The NHS is in the middle of the biggest hospital building programme in its history to make the infrastructure of the NHS fit for the 21st Century.

Renewing the fabric of the NHS will continue using new and innovative ways of partnering and benefiting from the private sector.

Programmes such as LIFT, PFI, and ProCure21 have delivered 196 new NHS buildings worth around £9.2 billion since their launch, with 189 on the way. For example, ProCure21 is relatively new but a review of the 80 completed schemes shows that the procurement method has helped to deliver quality schemes with time and cost savings.

Two of the openings include the on time and on budget delivery of the £5 million urgent care centre for the Sunderland Primary Care Trust and the £18 million gateway surgical centre at Newham University Hospital.

In the NHS workforce, reductions are happening and no one is pretending they are not. Uncertainty is difficult for any member of staff who might be affected by workforce changes and, of course, I sympathise with anyone in this situation.

However many of the widely reported national figures are not based on the facts from trusts, but are derived from extrapolations of anecdotal evidence, and in some cases, from inaccurate media reports.

One example is in the North Cumbria Acute Hospitals NHS Trust, where the media reported that nursing jobs were being cut, but where the trust had actually taken on 39 nurses.

It does not make sense to look at the different issues in different trusts and add them up to get a crude overall figure.

Situations are different in every trust and hospitals are responding themselves too their own individual circumstances.

A recent snapshot survey of HR directors by NHS Employers showed that while it’s true that some trusts are planning redundancies, many other NHS trusts will use alternative methods to reduce their spending on workforce.

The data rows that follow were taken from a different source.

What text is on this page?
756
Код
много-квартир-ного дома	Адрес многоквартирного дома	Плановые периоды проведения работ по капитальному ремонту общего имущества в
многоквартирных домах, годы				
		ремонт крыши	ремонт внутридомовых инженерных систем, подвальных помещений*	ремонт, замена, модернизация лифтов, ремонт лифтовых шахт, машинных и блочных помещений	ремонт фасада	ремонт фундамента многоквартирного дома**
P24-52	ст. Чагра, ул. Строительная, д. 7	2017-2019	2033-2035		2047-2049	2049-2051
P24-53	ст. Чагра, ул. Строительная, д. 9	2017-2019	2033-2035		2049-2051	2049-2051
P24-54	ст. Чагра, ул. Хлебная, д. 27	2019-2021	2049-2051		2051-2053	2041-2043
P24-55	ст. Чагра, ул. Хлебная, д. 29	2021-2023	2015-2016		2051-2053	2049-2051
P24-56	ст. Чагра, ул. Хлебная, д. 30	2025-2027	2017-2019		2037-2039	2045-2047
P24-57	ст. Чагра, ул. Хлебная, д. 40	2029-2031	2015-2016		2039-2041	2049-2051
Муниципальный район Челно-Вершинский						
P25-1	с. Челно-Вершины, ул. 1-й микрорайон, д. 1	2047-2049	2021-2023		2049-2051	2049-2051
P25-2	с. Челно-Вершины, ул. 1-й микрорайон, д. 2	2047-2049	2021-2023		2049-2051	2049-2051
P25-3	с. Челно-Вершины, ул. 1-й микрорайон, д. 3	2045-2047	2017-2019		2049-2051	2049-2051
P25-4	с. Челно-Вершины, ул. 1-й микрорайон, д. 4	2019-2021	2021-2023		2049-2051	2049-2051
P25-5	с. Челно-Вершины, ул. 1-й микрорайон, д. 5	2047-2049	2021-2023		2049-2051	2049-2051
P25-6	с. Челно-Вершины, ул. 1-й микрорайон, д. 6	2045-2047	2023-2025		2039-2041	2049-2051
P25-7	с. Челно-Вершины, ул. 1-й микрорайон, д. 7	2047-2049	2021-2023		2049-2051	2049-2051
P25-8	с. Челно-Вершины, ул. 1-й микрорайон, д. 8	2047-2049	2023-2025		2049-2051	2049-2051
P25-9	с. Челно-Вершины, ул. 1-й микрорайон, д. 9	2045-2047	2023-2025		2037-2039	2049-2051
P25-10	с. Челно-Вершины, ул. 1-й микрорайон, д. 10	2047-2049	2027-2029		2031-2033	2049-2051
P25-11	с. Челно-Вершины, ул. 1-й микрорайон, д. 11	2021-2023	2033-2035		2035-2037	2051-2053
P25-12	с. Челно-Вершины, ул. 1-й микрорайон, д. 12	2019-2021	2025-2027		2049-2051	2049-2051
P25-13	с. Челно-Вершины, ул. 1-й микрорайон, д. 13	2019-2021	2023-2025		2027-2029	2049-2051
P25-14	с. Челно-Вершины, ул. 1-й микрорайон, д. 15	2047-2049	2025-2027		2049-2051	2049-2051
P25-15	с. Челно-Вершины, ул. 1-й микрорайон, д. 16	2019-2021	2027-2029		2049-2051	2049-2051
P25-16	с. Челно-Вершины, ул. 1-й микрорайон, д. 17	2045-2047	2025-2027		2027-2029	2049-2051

This includes freezing posts, redeploying staff to other roles or organisations, redesigning roles, and reducing or banning the use of expensive agency and temporary staff. The bottom line is compulsory redundancies are being kept to an absolute minimum.

Where trusts are adopting best practice,such as using less agency staff and increasing productivity, it’s a fact that more patients can be treated with the same or less staff.

Efficient trusts are already doing this by using their staff to the full and in the right places at the right times.

There is so much good practice currently being carried out worthy of praise in the NHS (ie, new hospitals, health centres,and success stories) that it would be very easy to do nothing but listen to those with good news.

But I am aware how absolutely essential it is that the Department of Health listens and hear those facing hard times too.Everyone - the public, managers, clinicians, politicians - want to continue to witness improving health services, which can only be achieved with reform.

From my experiences I believe that the environment is there for that to happen.